Bóg stworzył człowieka z pragnieniem wyrażania miłości, uwielbienia, wyrażania chwały. Człowiek wiele rzeczy otacza uwielbieniem. Jeśli to nie jest Bóg, to coś innego jest w centrum naszego życia. Coś co jest dla nas najważniejsze, np. praca, rodzina, druga osoba itd.. To co uwielbiamy staje się naszym bogiem. Gdy człowiek pozwala Bogu dotknąć swojego serca, i doświadcza niesamowitej, bezwarunkowej bożej miłości to zachwyca się Nim i uwielbienie wypływa z niego naturalnie, czy to w postaci pieśni czy tańca. To jest właśnie modlitwa wyrażana tańcem. W Biblii można znaleźć mnóstwo wersetów, które mówią aby wyrażać uwielbienie pieśnią, grą na instrumentach, ale też tańcem. To nie jest oczywiście taki rodzaj tańca, który widzimy na imprezach i dyskotekach, gdzie taniec jest sprowadzony jedynie do formy rozrywki. Tu Bóg jest w centrum, a nie człowiek. Każdy ruch, każdy gest mówi o Bogu, wywyższa Go. Jeżeli mamy Boga w sercu, to naszą modlitwę możemy wyrażać w różnych formach. W narodzie żydowskim oczywiste jest, że taniec to forma modlitwy. Na nasze rozumienie tańca duży wpływ ma to co zrodziło się w kulturze greckiej, czyli podział na widzów i aktorów. Jesteśmy wychowani w duchu widowiska, gdzie jak w teatrze są aktorzy i oceniający ich widzowie. Często człowiek, który jest w centrum próbuje zdobyć uznanie widzów. Ja będąc w Izraelu zauważyłam, że w rdzennej kulturze żydowskiej, która w dużej mierze czerpie z Biblii, ludzie tańczą nie po to, aby się popisać czy dowartościować, ale żeby coś przeżyć, doświadczyć, wyrazić. Kiedyś zaprosiłam zaprzyjaźnioną Żydówkę do Polski. Ona w Jerozolimie prowadzi tańce na ulicy, zaczyna tańczyć i ludzie po prostu do niej dołączają nie patrząc na to czy znają kroki i czy potrafią tańczyć czy nie. Nie zastanawiają się nad tym, co inni pomyślą. Chcą sami czegoś doświadczyć. Chciała to samo zrobić w Polsce, ale wytłumaczyłam jej, że my jesteśmy trochę inni. U nas ludzie stają w kółku i obserwują, biją brawo lub nie, komentują, oceniają, krytykują. Ta różnica wynika z tego, że jesteśmy inaczej wychowani. Powoli już zaczyna się to zmieniać, ale to jeszcze długa droga.

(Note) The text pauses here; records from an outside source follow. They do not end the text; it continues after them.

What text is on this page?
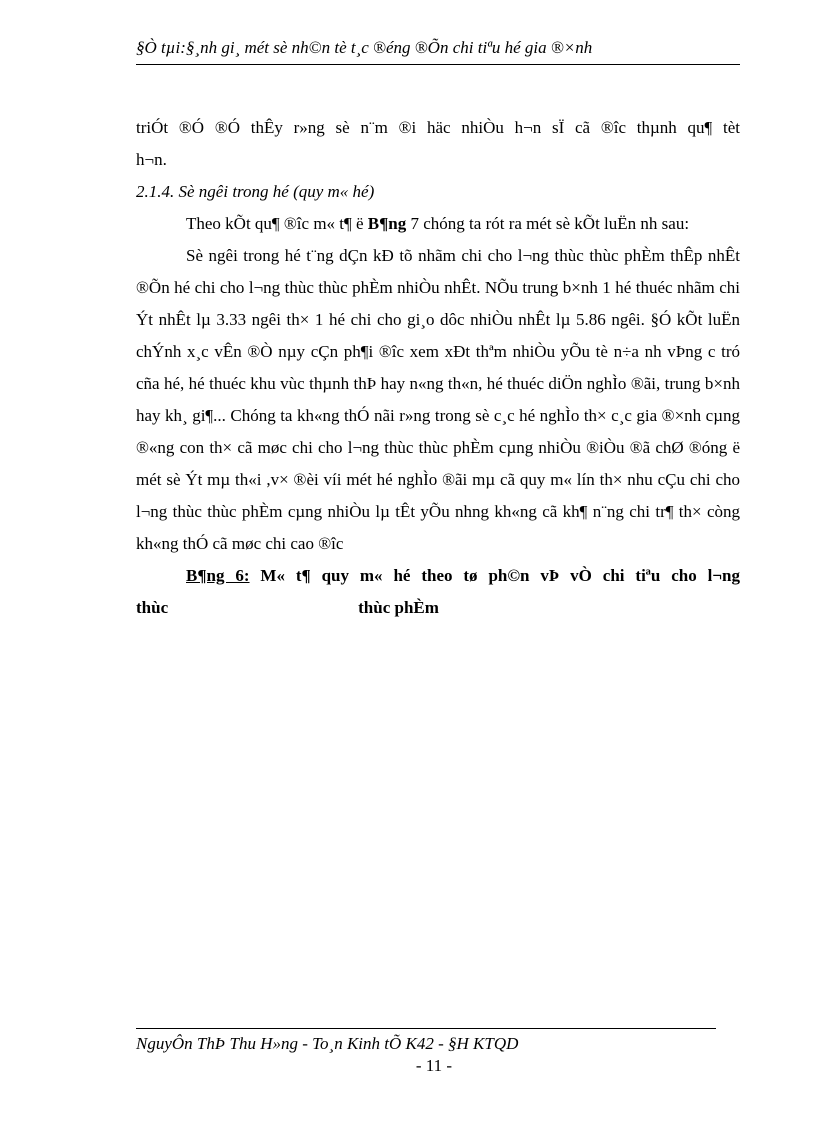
§Ò tµi:§¸nh gi¸ mét sè nh©n tè t¸c ®éng ®Õn chi tiªu hé gia ®×nh

triÓt ®Ó ®Ó thÊy r»ng sè n¨m ®i häc nhiÒu h¬n sÏ cã ®îc thµnh qu¶ tèt

h¬n.

2.1.4. Sè ngêi trong hé (quy m« hé)

Theo kÕt qu¶ ®îc m« t¶ ë B¶ng 7 chóng ta rót ra mét sè kÕt luËn nh sau:

Sè ngêi trong hé t¨ng dÇn kÐ tõ nhãm chi cho l¬ng thùc thùc phÈm thÊp nhÊt ®Õn hé chi cho l¬ng thùc thùc phÈm nhiÒu nhÊt. NÕu trung b×nh 1 hé thuéc nhãm chi Ýt nhÊt lµ 3.33 ngêi th× 1 hé chi cho gi¸o dôc nhiÒu nhÊt lµ 5.86 ngêi. §Ó kÕt luËn chÝnh x¸c vÊn ®Ò nµy cÇn ph¶i ®îc xem xÐt thªm nhiÒu yÕu tè n÷a nh vÞng c tró cña hé, hé thuéc khu vùc thµnh thÞ hay n«ng th«n, hé thuéc diÖn nghÌo ®ãi, trung b×nh hay kh¸ gi¶... Chóng ta kh«ng thÓ nãi r»ng trong sè c¸c hé nghÌo th× c¸c gia ®×nh cµng ®«ng con th× cã møc chi cho l¬ng thùc thùc phÈm cµng nhiÒu ®iÒu ®ã chØ ®óng ë mét sè Ýt mµ th«i ,v× ®èi víi mét hé nghÌo ®ãi mµ cã quy m« lín th× nhu cÇu chi cho l¬ng thùc thùc phÈm cµng nhiÒu lµ tÊt yÕu nhng kh«ng cã kh¶ n¨ng chi tr¶ th× còng kh«ng thÓ cã møc chi cao ®îc

B¶ng 6: M« t¶ quy m« hé theo tø ph©n vÞ vÒ chi tiªu cho l¬ng

thùc	thùc phÈm

NguyÔn ThÞ Thu H»ng - To¸n Kinh tÕ K42 - §H KTQD
- 11 -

- Są różne tańce żydowskie. Hebrajskie, klezmerskie, chasydzkie i inne. Czym one się różnią?
Są tańce diaspory, tańce żydowskie. Żydzi, gdy nie mieli jeszcze swojego państwa byli rozproszeni po całym świecie. Również u nas była jedna z największych diaspor. Mamy prawie 1000 lat wspólnej historii. Żydzi kultywowali swoje tradycyjne tańce, ale czerpali także z innych kultur. Tańce izraelskie pojawiły się po powstaniu państwa Izrael, czyli po 1948 roku. Sami Żydzi pojawili się w tam jeszcze przed tą datą. Zaczęli się zjeżdżać z całego świata przywożąc również tańce z wpływami z rejonów, które zamieszkiwali. Jeśli mieszkali wcześniej w Jemenie, to były to tańce z wpływami jemeńskimi. Ci z Europy przywieźli tańce z wpływami polskimi, rosyjskimi czy bałkańskimi. Żydzi z północnej Afryki przywieźli tańce z wpływami arabskimi. Od strony muzycznej widzimy również wpływy muzyki klezmerskiej, wywodzącej się z kultury Żydów aszkenazyjskich, czyli zamieszkujących m.in. nasze tereny. Nie ma tutaj jednego stylu tańca.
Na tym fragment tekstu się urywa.